Rachel Maddow shines a light on what the Bush administration is doing to rehabilitate the image of Guantanamo Bay and their last minute efforts to keep it open. In the last year they have set down some of the most significant trials, including that of Khalid Sheikh Mohammed, and are now conducting public relations exercises in order to make Barack Obama's pledge to close it more difficult. Glenn Greenwald has a chat with Maddow about it.
Despite these efforts, there's potentially some significant news developing as Portugal is taking a leading role in committing to take in Guantanamo detainees. We learned yesterday that they are encouraging other EU nations to do so as well. From the NY Times last night:
“The time has come for the European Union to step forward,” Portugal’s foreign minister, Luís Amado, said in a letter to other European ministers released Thursday.

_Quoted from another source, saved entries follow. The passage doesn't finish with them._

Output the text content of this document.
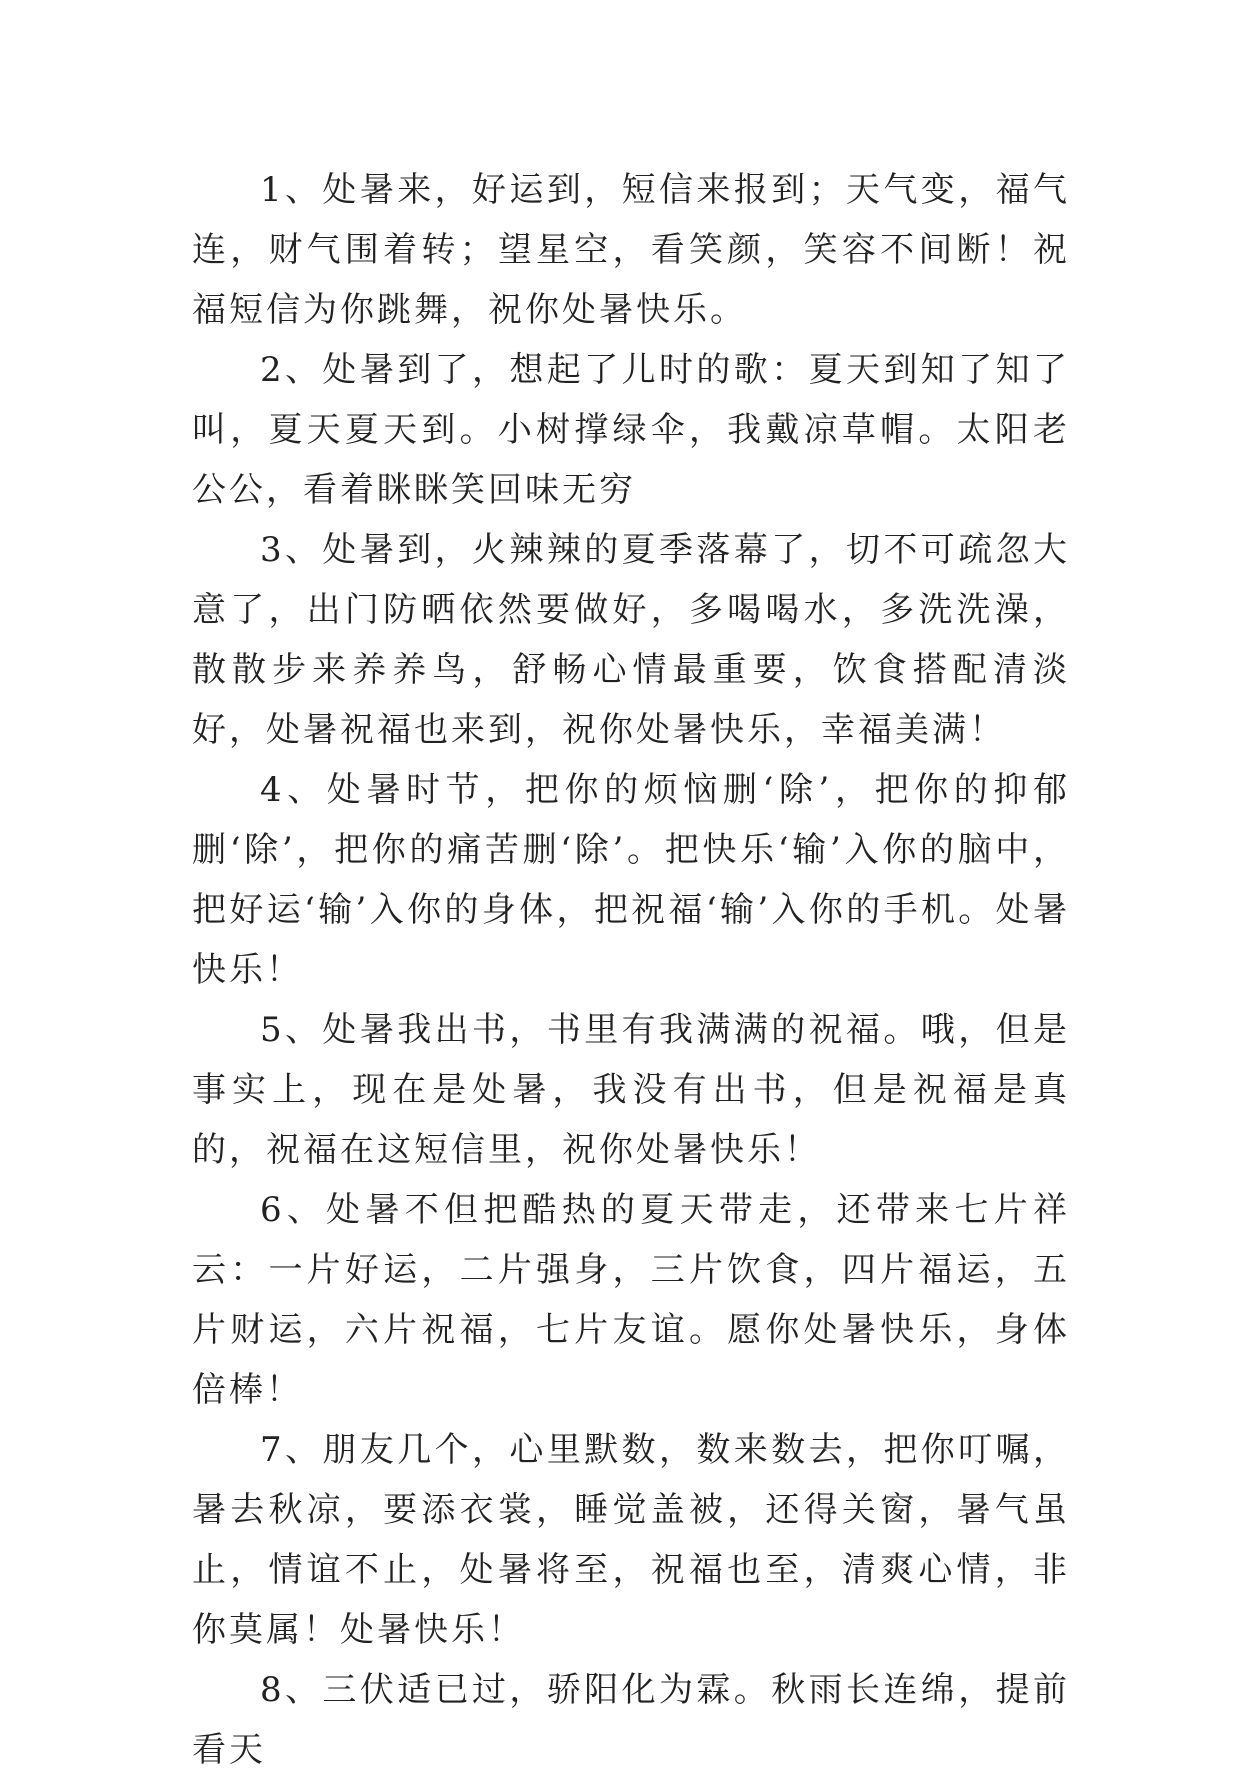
1、处暑来，好运到，短信来报到；天气变，福气连，财气围着转；望星空，看笑颜，笑容不间断！祝福短信为你跳舞，祝你处暑快乐。

2、处暑到了，想起了儿时的歌：夏天到知了知了叫，夏天夏天到。小树撑绿伞，我戴凉草帽。太阳老公公，看着眯眯笑回味无穷

3、处暑到，火辣辣的夏季落幕了，切不可疏忽大意了，出门防晒依然要做好，多喝喝水，多洗洗澡，散散步来养养鸟，舒畅心情最重要，饮食搭配清淡好，处暑祝福也来到，祝你处暑快乐，幸福美满！

4、处暑时节，把你的烦恼删‘除’，把你的抑郁删‘除’，把你的痛苦删‘除’。把快乐‘输’入你的脑中，把好运‘输’入你的身体，把祝福‘输’入你的手机。处暑快乐！

5、处暑我出书，书里有我满满的祝福。哦，但是事实上，现在是处暑，我没有出书，但是祝福是真的，祝福在这短信里，祝你处暑快乐！

6、处暑不但把酷热的夏天带走，还带来七片祥云：一片好运，二片强身，三片饮食，四片福运，五片财运，六片祝福，七片友谊。愿你处暑快乐，身体倍棒！

7、朋友几个，心里默数，数来数去，把你叮嘱，暑去秋凉，要添衣裳，睡觉盖被，还得关窗，暑气虽止，情谊不止，处暑将至，祝福也至，清爽心情，非你莫属！处暑快乐！

8、三伏适已过，骄阳化为霖。秋雨长连绵，提前看天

“We should send a clear signal of our willingness to help the U.S. government in that regard, namely through the resettlement of detainees,” the letter said. Mr. Amado pledged that Portugal would participate in a European Union resettlement program.
Diplomats said the announcement by Portugal was partly a product of personal diplomacy by Secretary of State Condoleezza Rice during a trip in September. But they said it also appeared that the logjam was breaking because other countries were eager to show the incoming Obama administration that they were willing to assist in the complex challenges of closing the camp. (emphasis added)This is the type of development in which Canada could easily have played a leading role. We should be right there in seeking to lead on this as well. It is very frustrating to watch other nations such as Portugal leading the way. We, by contrast, have a passive foreign policy as a result of Conservative neglect of the portfolio and a Foreign Affairs minister who likely has no clue that such steps were in the works. Maybe someone could ask him about it today and what Canada's position on this development is. He was commenting on the Senate yesterday, perhaps he could share a thought or two on this significant matter in his ministry.
Perhaps this is an area where the opposition can assert some leadership at the moment and push the Harper government to get with the programme.